Was the Ramapo Fault to blame for N.J.’s earthquake?
New Jersey Online
BERNARDSVILLE—While Friday morning’s 2.7-magnitude earthquake was the 189th to rattle the Garden State since 1783, it was far from the largest or most destructive, officials said.
The largest earthquake to shake New Jersey in recent history had a magnitude of 5 and was centered under western Long Island in 1884, according to state Department of Environmental Protection spokesman Larry Hajna. That earthquake reportedly caused damage to structures in New Jersey.
In more recent history, a 1.7 magnitude earthquake was centered 17 miles east/southeast of Trenton this past December while a 2.0 earthquake in Nov. 2012 hit around Ringwood.
Based on the U.S. Geological Survey’s Community Intensity Internet Map, Friday’s earthquake was felt as far north as West Milford and as south as Princeton.
Won-Young Kim, a seismologist with Columbia University, said the earthquake had occurred about two-and-a-half miles from Bernardsville on an offshoot of the main Ramapo Fault System.
The Ramapo Fault is a “very old” fault running northeast, but Friday’s seismic activity occurred in one of the “crisscrossing” smaller faults running northwest, said Kim, who is also a member of the Lamont-Doherty Cooperative Seismographic Network.
The LDCSN operates in the northeastern U.S. and cooperates with the USGS, he said. A seismological recording station is set-up at William Annin Middle School in Bernards Township,
about four miles away from where the earthquake occurred, so the network has been able to determine the location fairly well, Kim said.
“These faults are not active nowadays,” he said. “This small earthquake, 2.7, doesn’t involve miles of fault line. It’s probably one-quarter mile or much less, such as a hundred yards.”
The Ramapo Fault is part of a system of faults that runs from southeastern New York to eastern Pennsylvania. According to a 2004 fact sheet by Columbia University, these faults were active “during the evolution of the Appalachians, especially in the Mesozoic when they served as border faults to the Newark Basin and other extensional basins formed by the opening of the Atlantic Ocean approximately 200 million years ago.”
The earthquake, Kim said, occurred at about a depth of two miles which is “very shallow.”
“I don’t expect damage, maybe some houses very close would have items falling from shelves,” he said.
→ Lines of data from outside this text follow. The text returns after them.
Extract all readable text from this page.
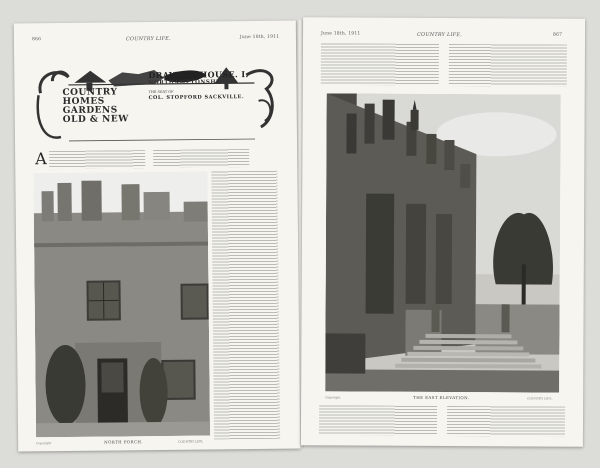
866	COUNTRY LIFE.	June 18th, 1911
COUNTRY
HOMES
GARDENS
OLD & NEW
DRAYTON HOUSE. I.
NORTHAMPTONSHIRE
THE SEAT OF
COL. STOPFORD SACKVILLE.
A
NORTH PORCH.
Copyright	COUNTRY LIFE.
June 18th, 1911	COUNTRY LIFE.	867
THE EAST ELEVATION.
Copyright	COUNTRY LIFE.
But, Kim said, it is possible for some residents to have heard sounds waves emanating as a result of the quake.
Rutgers Geology Professor Alexander Gates said residents of New Jersey are typically more likely to hear an earthquake than people in California because Garden State quakes occur closer to the surface.
“Pressure builds on the fault with time and at a certain point it becomes stronger than what the rock can hold,” Gates said. “If the earthquake is shallow enough, then you can hear the rock breaking.”
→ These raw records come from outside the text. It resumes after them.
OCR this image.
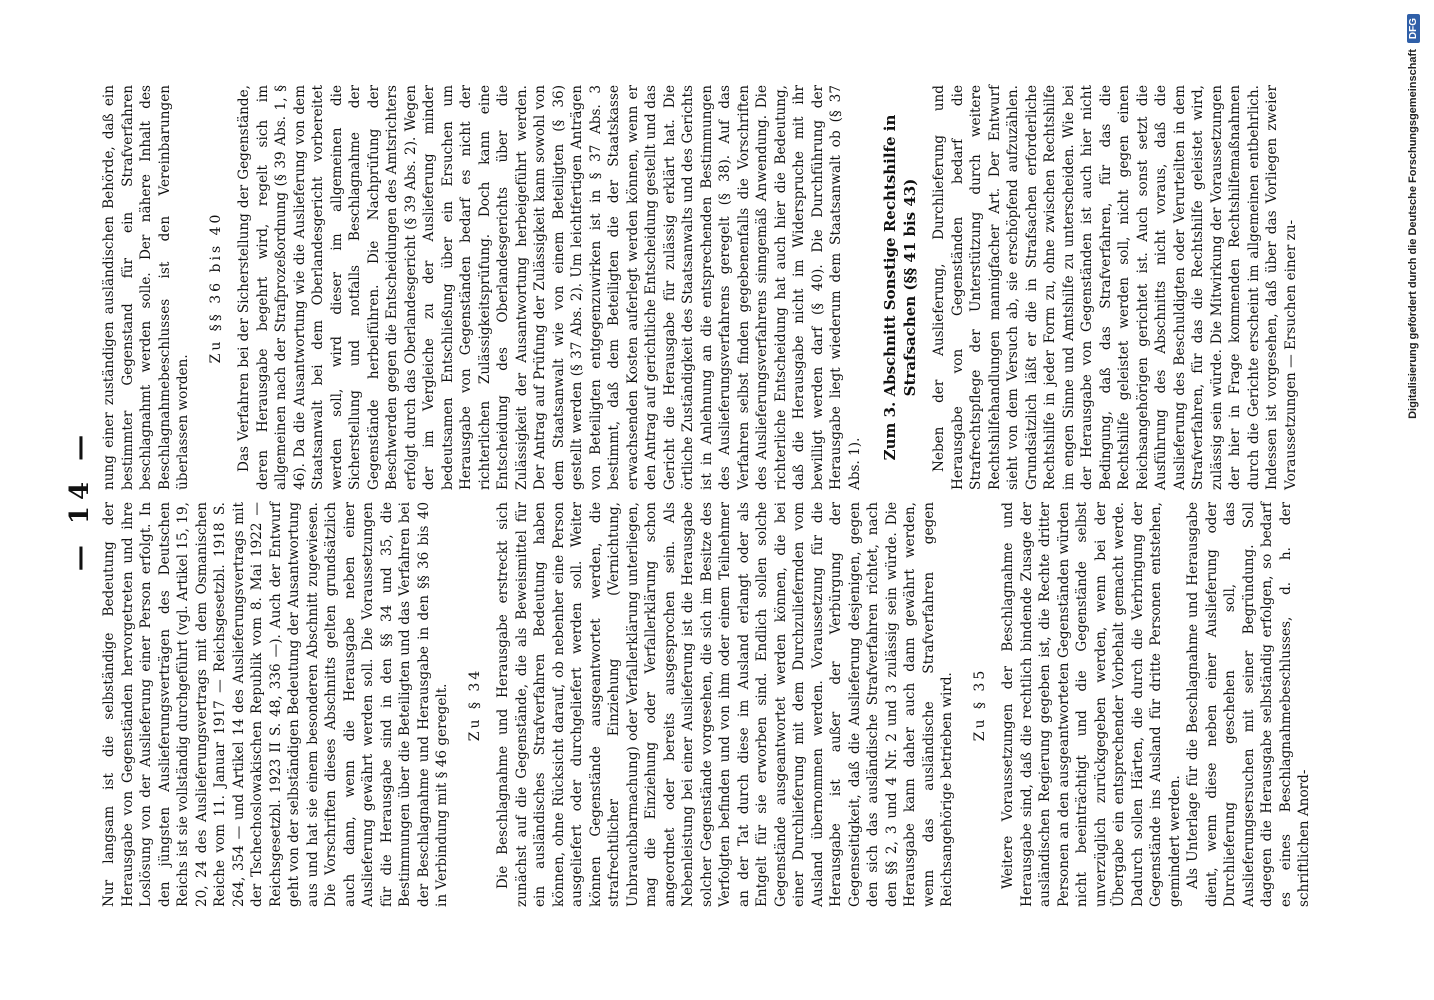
— 14 —

Nur langsam ist die selbständige Bedeutung der Herausgabe von Gegenständen hervorgetreten und ihre Loslösung von der Auslieferung einer Person erfolgt. In den jüngsten Auslieferungsverträgen des Deutschen Reichs ist sie vollständig durchgeführt (vgl. Artikel 15, 19, 20, 24 des Auslieferungsvertrags mit dem Osmanischen Reiche vom 11. Januar 1917 — Reichsgesetzbl. 1918 S. 264, 354 — und Artikel 14 des Auslieferungsvertrags mit der Tschechoslowakischen Republik vom 8. Mai 1922 — Reichsgesetzbl. 1923 II S. 48, 336 —). Auch der Entwurf geht von der selbständigen Bedeutung der Ausantwortung aus und hat sie einem besonderen Abschnitt zugewiesen. Die Vorschriften dieses Abschnitts gelten grundsätzlich auch dann, wenn die Herausgabe neben einer Auslieferung gewährt werden soll. Die Voraussetzungen für die Herausgabe sind in den §§ 34 und 35, die Bestimmungen über die Beteiligten und das Verfahren bei der Beschlagnahme und Herausgabe in den §§ 36 bis 40 in Verbindung mit § 46 geregelt. Zu § 34 Die Beschlagnahme und Herausgabe erstreckt sich zunächst auf die Gegenstände, die als Beweismittel für ein ausländisches Strafverfahren Bedeutung haben können, ohne Rücksicht darauf, ob nebenher eine Person ausgeliefert oder durchgeliefert werden soll. Weiter können Gegenstände ausgeantwortet werden, die strafrechtlicher Einziehung (Vernichtung, Unbrauchbarmachung) oder Verfallerklärung unterliegen, mag die Einziehung oder Verfallerklärung schon angeordnet oder bereits ausgesprochen sein. Als Nebenleistung bei einer Auslieferung ist die Herausgabe solcher Gegenstände vorgesehen, die sich im Besitze des Verfolgten befinden und von ihm oder einem Teilnehmer an der Tat durch diese im Ausland erlangt oder als Entgelt für sie erworben sind. Endlich sollen solche Gegenstände ausgeantwortet werden können, die bei einer Durchlieferung mit dem Durchzuliefernden vom Ausland übernommen werden. Voraussetzung für die Herausgabe ist außer der Verbürgung der Gegenseitigkeit, daß die Auslieferung desjenigen, gegen den sich das ausländische Strafverfahren richtet, nach den §§ 2, 3 und 4 Nr. 2 und 3 zulässig sein würde. Die Herausgabe kann daher auch dann gewährt werden, wenn das ausländische Strafverfahren gegen Reichsangehörige betrieben wird. Zu § 35 Weitere Voraussetzungen der Beschlagnahme und Herausgabe sind, daß die rechtlich bindende Zusage der ausländischen Regierung gegeben ist, die Rechte dritter Personen an den ausgeantworteten Gegenständen würden nicht beeinträchtigt und die Gegenstände selbst unverzüglich zurückgegeben werden, wenn bei der Übergabe ein entsprechender Vorbehalt gemacht werde. Dadurch sollen Härten, die durch die Verbringung der Gegenstände ins Ausland für dritte Personen entstehen, gemindert werden. Als Unterlage für die Beschlagnahme und Herausgabe dient, wenn diese neben einer Auslieferung oder Durchlieferung geschehen soll, das Auslieferungsersuchen mit seiner Begründung. Soll dagegen die Herausgabe selbständig erfolgen, so bedarf es eines Beschlagnahmebeschlusses, d. h. der schriftlichen Anord-

nung einer zuständigen ausländischen Behörde, daß ein bestimmter Gegenstand für ein Strafverfahren beschlagnahmt werden solle. Der nähere Inhalt des Beschlagnahmebeschlusses ist den Vereinbarungen überlassen worden.

Zu §§ 36 bis 40 Das Verfahren bei der Sicherstellung der Gegenstände, deren Herausgabe begehrt wird, regelt sich im allgemeinen nach der Strafprozeßordnung (§ 39 Abs. 1, § 46). Da die Ausantwortung wie die Auslieferung von dem Staatsanwalt bei dem Oberlandesgericht vorbereitet werden soll, wird dieser im allgemeinen die Sicherstellung und notfalls Beschlagnahme der Gegenstände herbeiführen. Die Nachprüfung der Beschwerden gegen die Entscheidungen des Amtsrichters erfolgt durch das Oberlandesgericht (§ 39 Abs. 2). Wegen der im Vergleiche zu der Auslieferung minder bedeutsamen Entschließung über ein Ersuchen um Herausgabe von Gegenständen bedarf es nicht der richterlichen Zulässigkeitsprüfung. Doch kann eine Entscheidung des Oberlandesgerichts über die Zulässigkeit der Ausantwortung herbeigeführt werden. Der Antrag auf Prüfung der Zulässigkeit kann sowohl von dem Staatsanwalt wie von einem Beteiligten (§ 36) gestellt werden (§ 37 Abs. 2). Um leichtfertigen Anträgen von Beteiligten entgegenzuwirken ist in § 37 Abs. 3 bestimmt, daß dem Beteiligten die der Staatskasse erwachsenden Kosten auferlegt werden können, wenn er den Antrag auf gerichtliche Entscheidung gestellt und das Gericht die Herausgabe für zulässig erklärt hat. Die örtliche Zuständigkeit des Staatsanwalts und des Gerichts ist in Anlehnung an die entsprechenden Bestimmungen des Auslieferungsverfahrens geregelt (§ 38). Auf das Verfahren selbst finden gegebenenfalls die Vorschriften des Auslieferungsverfahrens sinngemäß Anwendung. Die richterliche Entscheidung hat auch hier die Bedeutung, daß die Herausgabe nicht im Widerspruche mit ihr bewilligt werden darf (§ 40). Die Durchführung der Herausgabe liegt wiederum dem Staatsanwalt ob (§ 37 Abs. 1).

Zum 3. Abschnitt Sonstige Rechtshilfe in Strafsachen (§§ 41 bis 43) Neben der Auslieferung, Durchlieferung und Herausgabe von Gegenständen bedarf die Strafrechtspflege der Unterstützung durch weitere Rechtshilfehandlungen mannigfacher Art. Der Entwurf sieht von dem Versuch ab, sie erschöpfend aufzuzählen. Grundsätzlich läßt er die in Strafsachen erforderliche Rechtshilfe in jeder Form zu, ohne zwischen Rechtshilfe im engen Sinne und Amtshilfe zu unterscheiden. Wie bei der Herausgabe von Gegenständen ist auch hier nicht Bedingung, daß das Strafverfahren, für das die Rechtshilfe geleistet werden soll, nicht gegen einen Reichsangehörigen gerichtet ist. Auch sonst setzt die Ausführung des Abschnitts nicht voraus, daß die Auslieferung des Beschuldigten oder Verurteilten in dem Strafverfahren, für das die Rechtshilfe geleistet wird, zulässig sein würde. Die Mitwirkung der Voraussetzungen der hier in Frage kommenden Rechtshilfemaßnahmen durch die Gerichte erscheint im allgemeinen entbehrlich. Indessen ist vorgesehen, daß über das Vorliegen zweier Voraussetzungen — Ersuchen einer zu-	Digitalisierung gefördert durch die Deutsche Forschungsgemeinschaft
DFG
Patrons and employees of the Bagel Bin in downtown Bernardsville told NJ Advance Media they felt the earthquake early Friday morning, but no one said they’d sustained any damage to their homes or been injured.
Rich Green, a customer, said the earthquake shook his Mendham Road house, which was near the epicenter of the quake.
“It was a huge boom,” he said. “The ground was shaking. My wife thought it was thunder, I thought it was some type of explosion.”
Abby Chernin, a Bagen Bin employee, said she hadn’t heard the earthquake, but her husband had jumped out of bed because of it.
Chernin said she asked her husband, “Are you going to make sure we weren’t being robbed?” But, she said, then they realized what had actually happened.
Sari Mazen, another employee, said she, too, had initially thought it was thunder. Mazen said this was her second New Jersey earthquake in recent memory, the last occurring more than two years ago while she was on a beach in Belmar.
Ruth Levin, who lives in West Orange but works at the Bagel Bin, said her dog began acting very strangely at about 12:30 a.m.
“The dog was pacing back-and-forth, very neurotic, she’d never been like that before,” Levin said. “She was frightened and stayed next to me all night.”
As noted by the U.S. Geological Survey, anecdotal evidence dating back thousands of years refers to animals acting strangely anywhere from weeks to seconds before an earthquake strikes.
Bernardsville residents at the local ShopRite told NJ Advance Media also said their first thought wasn’t that an earthquake had happened.
Susan Diegnan from Bernardsville said she and her husband both woke up because they thought a tree might have fallen.
Pattie Dolan, a Shop Rite employee who lives on Liberty Road, said her son and daughter slept through the earthquake but her cats “were going crazy” during the quake.
“I jumped out of bed and my whole house was shaking,” she said. “It felt like a train hit my house.”
Despite the tremors, Dolan said she fell back asleep in 20 minutes.